Gizem: Daha önce deneyimlediğim kruvaziyer turlarını önerebilirim ben de. O gemiler yüzen birer otel adeta, her sabah başka bir kıyıda, adada uyanmak muhteşem bir duygu. Çocuklarla bavul topla, boşalt, yola çık derdi de olmuyor.
Melis: Güzel tavsiye. Biraz daha az bütçeniz var ve vizeniz yoksa Mısır ya da Karadağ gibi vize istemeyen yerlere gidilebilir. Onun dışında zaten bizim sahillerimiz muhteşem ama İstanbul’da yaşayan ve böyle bir tatil planlayacak imkânı olmayanlara da önerim var.
Gizem: Hah, işte bana geliyor bu öneri, bekliyorum.
Melis: Biz bir sene 3 gece kalmak için Kerpe’ye gitmiştik. Bir hafta önceden rezervasyon yapıp pansiyonda kaldık. Denizi sığ, ılık, az tuzlu ve plajı kumdu. Çocuklar bayılmıştı.

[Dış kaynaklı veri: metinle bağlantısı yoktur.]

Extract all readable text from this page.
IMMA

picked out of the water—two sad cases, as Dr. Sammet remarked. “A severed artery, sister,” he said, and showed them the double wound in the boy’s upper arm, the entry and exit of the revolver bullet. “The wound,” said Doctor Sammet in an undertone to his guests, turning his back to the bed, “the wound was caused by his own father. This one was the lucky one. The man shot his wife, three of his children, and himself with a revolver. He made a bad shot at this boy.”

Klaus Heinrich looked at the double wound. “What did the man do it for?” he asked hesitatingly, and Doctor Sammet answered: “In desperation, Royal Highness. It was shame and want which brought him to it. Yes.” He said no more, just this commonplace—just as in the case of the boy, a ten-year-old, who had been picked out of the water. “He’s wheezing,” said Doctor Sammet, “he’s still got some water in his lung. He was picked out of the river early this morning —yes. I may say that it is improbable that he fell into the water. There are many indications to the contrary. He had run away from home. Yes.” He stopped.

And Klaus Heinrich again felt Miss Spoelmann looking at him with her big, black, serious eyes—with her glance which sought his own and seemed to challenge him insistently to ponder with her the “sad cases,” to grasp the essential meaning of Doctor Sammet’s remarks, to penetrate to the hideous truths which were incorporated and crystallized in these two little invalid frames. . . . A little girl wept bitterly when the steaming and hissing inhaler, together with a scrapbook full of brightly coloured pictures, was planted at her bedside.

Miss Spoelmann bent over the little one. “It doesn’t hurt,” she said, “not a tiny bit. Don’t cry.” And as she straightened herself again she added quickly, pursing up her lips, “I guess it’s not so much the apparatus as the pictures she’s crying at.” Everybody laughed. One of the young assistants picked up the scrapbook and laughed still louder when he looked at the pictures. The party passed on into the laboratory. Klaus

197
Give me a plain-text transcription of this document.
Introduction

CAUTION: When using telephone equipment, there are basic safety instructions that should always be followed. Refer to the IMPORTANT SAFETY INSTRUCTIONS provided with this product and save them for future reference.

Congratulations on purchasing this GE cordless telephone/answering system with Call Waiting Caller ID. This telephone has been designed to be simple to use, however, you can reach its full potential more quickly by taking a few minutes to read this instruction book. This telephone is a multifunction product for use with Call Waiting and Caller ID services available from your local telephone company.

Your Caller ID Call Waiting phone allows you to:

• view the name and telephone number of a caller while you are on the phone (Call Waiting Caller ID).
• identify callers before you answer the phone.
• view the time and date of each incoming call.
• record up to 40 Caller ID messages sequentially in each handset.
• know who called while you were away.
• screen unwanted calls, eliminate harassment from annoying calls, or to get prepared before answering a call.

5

Gizem: Aa, biliyorum orayı. Hatta sörf de yapılıyor. Çocukların yaşı biraz büyük olan aileler bunu da deneyebilir, farklı bir macera olur. Kandıra Kerpe’de Danube Surfhouse&Academy var, ilk lisanslı kadın sörfçümüz Aleyna Hadımoğlu’nun babasının kurduğu bir okul. Röportaj yaptığımda bölgedeki tüm çocukları sörfle tanıştırdıklarını, herkese kapılarının açık olduğunu söylemişti.